My days are always hectic.  I spend around 40% of the day working in English, and 60% in Italian.  Most days start by reviewing emails which flow in during the night, and which I might have already read, but need to provide an answer.  Then I have a couple of conference calls with my Italian offices – usually Milan and Rome.  I might have some accounting to supervise or validate, from Italy or London.  I will have a business lunch 2-3 times a week.  In the afternoon, I have meetings, or a couple of the hours of the day are dedicated to reviewing court papers prepared by colleagues.  I also regularly attend GILC board meetings and meet candidate firms in the GILC new member pipeline.

  1. What do you see outside your office window?

We are sited just behind Fenchurch Street Station in the heart of London’s insurance district (EC3), so although my office doesn’t have a great view, I look out of my window and see the insurance community at work all around me.  It’s a great feeling to be part of that village.

  1. How does the practice and business of insurance law differ between Italy and the UK?

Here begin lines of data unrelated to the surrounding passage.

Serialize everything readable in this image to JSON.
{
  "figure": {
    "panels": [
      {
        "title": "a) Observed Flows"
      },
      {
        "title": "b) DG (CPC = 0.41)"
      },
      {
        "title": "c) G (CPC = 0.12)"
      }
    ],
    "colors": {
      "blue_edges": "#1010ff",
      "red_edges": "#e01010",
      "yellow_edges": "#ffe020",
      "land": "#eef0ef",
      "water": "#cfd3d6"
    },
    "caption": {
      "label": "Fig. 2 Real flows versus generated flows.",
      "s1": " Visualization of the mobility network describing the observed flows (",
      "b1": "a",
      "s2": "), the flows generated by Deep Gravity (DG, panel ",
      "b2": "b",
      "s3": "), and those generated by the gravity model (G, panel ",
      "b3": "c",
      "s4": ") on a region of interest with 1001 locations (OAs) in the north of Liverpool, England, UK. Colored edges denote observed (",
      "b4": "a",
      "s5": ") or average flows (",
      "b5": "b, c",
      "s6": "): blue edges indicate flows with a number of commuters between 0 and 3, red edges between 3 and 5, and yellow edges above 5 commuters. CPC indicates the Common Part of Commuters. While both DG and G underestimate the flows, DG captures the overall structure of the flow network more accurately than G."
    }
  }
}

The two are very different.  In Italy our work is mainly litigation, so days are filled with receiving papers and instructions, putting together defence, and representing underwriters in court.  In London we are asked to give more advice, and spend time counselling and on out-of-court activity – much more time meeting clients.

One cultural difference between London and Italy is the length of meetings – in London meeting are rarely more than one hour long, but in Italy meetings last two hours, frequently running into lunch.  Plus people in London are always punctual, but in Rome, arranging a meeting at 3 can mean a client arriving at 4!  These days I have gained the London mentality, and I like to be on time.

  1. What do you get up to when you are not at work?

I spend lots of time with my family.  My young daughter absorbs much of my weekend: at the age of 7 she has a constant round of birthday parties, ballet lessons and clubs to be taken to.  I also love restaurants, especially Japanese and London is fabulous for these.  I am a great fan of musicals too – you can see everything in London.